What is important: many texts and statements circulating online contradict each other. People give false information, answer off-topic, and create conspiracy theories…. All this, together with the statement’s context, became a learning material for LLM.

Are they walking encyclopedias?

The description given above, greatly simplified, should give us an idea of ChatGPT-related algorithms and how they work. In the simplest terms, they are machine learning models based on many examples, trained to generate new statements that answer specific questions in a free-form manner.

Each time they construct their texts anew. They are guided by context and attention mechanisms that allow them to recognize the topic of the “discussion,” issues raised so far, etc. In this process, they try to make their work similar to those presented to them during the learning process.

In this context, ChatGPT and LLM models cannot be considered “walking encyclopedias” or content search engines. They do not possess structured, comprehensive knowledge and are not conditioned to provide “correct answers” – they generate responses consistent with the language used in the conversation, the context of the conversation, its topic, etc. Therefore, they may be inaccurate.

When writing this text, plugins and extensions are already being created to allow LLM models to connect to knowledge bases, and use content search engines or mathematical tools such as Wolfram Alpha to perform intentionally correct calculations.

Hovewer, at their core, LLM models are language models, not walking encyclopedias. Therefore, “accusing” them of making a mistake or generating incorrect content is a complete misunderstanding of the purpose of these tools.

Artificial languages

Given the above description, why is ChatGPT so efficient at programming and writing code?

The word “language” concerning programming dialects is justified. Programming languages are symbolic, artificial languages designed for a practical purpose - creating working applications and algorithms imperatively, unambiguously indicating the operations to be performed. Unlike human languages, programming languages:

are much more unambiguous, devoid of unnecessary “ornaments”;
have a strictly defined syntax.
In addition: publicly available code on the Internet is often written correctly and works.

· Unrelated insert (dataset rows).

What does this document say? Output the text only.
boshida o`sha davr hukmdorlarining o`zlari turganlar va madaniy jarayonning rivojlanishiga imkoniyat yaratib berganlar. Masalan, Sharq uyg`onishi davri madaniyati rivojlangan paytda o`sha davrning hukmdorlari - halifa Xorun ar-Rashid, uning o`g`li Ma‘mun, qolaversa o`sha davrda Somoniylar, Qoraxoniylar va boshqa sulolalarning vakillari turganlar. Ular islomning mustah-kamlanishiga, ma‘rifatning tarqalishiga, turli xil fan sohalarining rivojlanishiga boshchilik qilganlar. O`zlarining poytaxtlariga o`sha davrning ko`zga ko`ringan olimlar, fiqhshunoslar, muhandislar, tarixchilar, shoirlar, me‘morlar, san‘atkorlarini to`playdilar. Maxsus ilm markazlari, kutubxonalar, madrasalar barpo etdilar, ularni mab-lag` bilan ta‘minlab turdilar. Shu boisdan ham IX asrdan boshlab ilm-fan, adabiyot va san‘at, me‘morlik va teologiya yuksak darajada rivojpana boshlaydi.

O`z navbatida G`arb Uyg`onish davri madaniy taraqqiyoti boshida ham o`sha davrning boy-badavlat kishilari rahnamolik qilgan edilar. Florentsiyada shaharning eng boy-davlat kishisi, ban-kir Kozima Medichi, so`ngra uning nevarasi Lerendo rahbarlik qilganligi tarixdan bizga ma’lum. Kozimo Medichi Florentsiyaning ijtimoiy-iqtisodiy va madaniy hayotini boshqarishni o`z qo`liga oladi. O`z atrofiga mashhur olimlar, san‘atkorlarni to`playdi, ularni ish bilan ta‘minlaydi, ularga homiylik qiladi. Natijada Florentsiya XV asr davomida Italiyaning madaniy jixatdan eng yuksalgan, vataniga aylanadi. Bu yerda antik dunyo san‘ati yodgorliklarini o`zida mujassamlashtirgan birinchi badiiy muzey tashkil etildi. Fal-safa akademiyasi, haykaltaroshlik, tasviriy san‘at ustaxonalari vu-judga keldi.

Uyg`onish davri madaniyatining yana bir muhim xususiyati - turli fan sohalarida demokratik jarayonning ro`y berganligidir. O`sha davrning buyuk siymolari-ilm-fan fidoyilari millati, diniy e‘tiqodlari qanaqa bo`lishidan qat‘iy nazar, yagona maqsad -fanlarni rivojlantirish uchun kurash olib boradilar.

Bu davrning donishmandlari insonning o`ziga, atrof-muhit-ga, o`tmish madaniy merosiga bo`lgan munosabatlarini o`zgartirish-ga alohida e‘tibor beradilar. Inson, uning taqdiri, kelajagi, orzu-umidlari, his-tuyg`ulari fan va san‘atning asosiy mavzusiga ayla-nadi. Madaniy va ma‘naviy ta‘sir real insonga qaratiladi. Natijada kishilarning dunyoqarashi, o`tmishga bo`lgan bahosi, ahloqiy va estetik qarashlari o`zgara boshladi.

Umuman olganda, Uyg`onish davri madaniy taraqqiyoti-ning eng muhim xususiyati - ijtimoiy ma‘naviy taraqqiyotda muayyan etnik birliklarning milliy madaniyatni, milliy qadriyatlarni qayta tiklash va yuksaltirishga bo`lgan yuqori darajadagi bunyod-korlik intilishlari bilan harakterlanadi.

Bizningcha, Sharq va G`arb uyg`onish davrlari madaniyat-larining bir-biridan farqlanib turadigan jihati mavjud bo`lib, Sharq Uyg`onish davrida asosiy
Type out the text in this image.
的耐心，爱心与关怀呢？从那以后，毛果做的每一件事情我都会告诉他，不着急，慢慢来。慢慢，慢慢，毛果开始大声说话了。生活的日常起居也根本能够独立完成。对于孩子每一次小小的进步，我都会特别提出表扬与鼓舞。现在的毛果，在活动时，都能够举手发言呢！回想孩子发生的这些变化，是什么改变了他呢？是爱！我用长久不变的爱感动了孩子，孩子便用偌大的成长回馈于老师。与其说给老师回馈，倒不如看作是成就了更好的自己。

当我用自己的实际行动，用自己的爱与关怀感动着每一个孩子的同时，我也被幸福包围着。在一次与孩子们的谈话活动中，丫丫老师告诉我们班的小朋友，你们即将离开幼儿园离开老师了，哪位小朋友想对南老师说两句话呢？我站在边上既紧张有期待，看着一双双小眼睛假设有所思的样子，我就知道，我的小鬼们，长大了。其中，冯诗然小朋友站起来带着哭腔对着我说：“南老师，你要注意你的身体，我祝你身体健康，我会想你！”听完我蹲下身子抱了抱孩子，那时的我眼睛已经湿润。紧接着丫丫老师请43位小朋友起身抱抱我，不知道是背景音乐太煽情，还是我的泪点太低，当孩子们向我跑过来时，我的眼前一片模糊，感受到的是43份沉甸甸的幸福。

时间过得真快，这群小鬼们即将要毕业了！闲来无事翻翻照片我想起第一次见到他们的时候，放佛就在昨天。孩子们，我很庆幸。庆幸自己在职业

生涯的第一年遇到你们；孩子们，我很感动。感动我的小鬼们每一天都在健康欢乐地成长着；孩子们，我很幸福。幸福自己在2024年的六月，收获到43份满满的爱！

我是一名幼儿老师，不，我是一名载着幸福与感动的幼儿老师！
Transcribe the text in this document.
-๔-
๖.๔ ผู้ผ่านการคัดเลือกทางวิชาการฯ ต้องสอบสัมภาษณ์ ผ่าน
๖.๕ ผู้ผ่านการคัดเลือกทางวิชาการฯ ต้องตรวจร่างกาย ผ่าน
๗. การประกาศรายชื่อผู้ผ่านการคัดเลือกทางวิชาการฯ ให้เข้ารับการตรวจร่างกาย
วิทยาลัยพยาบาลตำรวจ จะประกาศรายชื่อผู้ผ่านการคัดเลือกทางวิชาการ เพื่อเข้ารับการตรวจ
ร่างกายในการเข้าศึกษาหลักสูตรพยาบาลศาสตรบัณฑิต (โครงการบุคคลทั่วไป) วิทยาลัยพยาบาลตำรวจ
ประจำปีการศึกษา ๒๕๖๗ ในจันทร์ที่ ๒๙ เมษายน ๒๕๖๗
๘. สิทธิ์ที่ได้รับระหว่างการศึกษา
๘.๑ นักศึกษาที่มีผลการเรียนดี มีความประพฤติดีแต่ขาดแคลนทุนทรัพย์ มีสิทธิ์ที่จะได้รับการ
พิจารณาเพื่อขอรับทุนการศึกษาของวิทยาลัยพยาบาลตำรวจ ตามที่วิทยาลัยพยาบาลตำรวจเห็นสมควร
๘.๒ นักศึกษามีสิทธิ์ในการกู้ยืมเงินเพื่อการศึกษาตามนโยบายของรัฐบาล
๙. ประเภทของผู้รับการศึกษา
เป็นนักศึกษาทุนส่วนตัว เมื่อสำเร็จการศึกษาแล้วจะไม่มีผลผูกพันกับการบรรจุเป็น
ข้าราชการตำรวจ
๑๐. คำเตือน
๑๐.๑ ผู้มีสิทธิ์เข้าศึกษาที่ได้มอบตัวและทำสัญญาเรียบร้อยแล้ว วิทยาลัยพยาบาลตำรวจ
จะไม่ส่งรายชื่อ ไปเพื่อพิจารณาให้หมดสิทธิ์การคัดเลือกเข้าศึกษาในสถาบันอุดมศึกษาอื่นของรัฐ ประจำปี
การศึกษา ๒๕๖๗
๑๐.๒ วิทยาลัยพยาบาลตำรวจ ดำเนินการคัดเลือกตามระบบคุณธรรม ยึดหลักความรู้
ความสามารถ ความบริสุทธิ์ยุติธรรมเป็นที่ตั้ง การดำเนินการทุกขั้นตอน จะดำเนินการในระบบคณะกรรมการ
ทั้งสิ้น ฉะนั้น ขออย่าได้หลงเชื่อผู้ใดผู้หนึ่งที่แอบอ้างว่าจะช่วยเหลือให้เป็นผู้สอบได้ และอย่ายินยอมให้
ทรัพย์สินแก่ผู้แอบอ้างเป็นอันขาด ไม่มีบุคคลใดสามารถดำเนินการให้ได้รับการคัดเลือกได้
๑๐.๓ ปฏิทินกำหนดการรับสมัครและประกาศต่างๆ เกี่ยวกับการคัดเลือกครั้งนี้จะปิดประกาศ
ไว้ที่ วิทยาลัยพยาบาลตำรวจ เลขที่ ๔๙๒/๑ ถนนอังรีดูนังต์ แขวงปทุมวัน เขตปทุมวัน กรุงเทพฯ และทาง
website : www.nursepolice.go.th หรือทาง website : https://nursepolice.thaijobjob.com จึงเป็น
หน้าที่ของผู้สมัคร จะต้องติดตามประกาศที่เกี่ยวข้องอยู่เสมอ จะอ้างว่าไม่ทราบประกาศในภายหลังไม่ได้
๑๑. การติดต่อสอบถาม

If we add up the above three points:

“Unambiguity + transparent, formalized language + many correct and accurate examples”

, we get an excellent set of learning statements for LLM. Unlike forums, blogs, and comments, where everyone expresses their opinions - “statements” written in programming languages are much more concise, correct, and unambiguous.

What’s next?

ChatGPT and related LLM models constitute a revolution in practical AI applications. They will allow for the automation of many tasks, generating content previously reserved for human creators, including source code for applications.

LLM poses many challenges, among others, for the education system - how to recognize works created independently by students? How to protect people from laziness and relying on LLM to perform many tasks instead of stimulating…

Furthermore, the increasing use of LLMs raises ethical questions, such as the potential for misuse and the need for transparency in their development and application. It is essential to ensure that LLMs are used ethically and for the benefit of people rather than causing harm or exacerbating existing inequalities.

Overall, LLMs represent a significant advancement in AI technology. Still, their full potential can only be realized through responsible development and application, as well as proper education and awareness among users.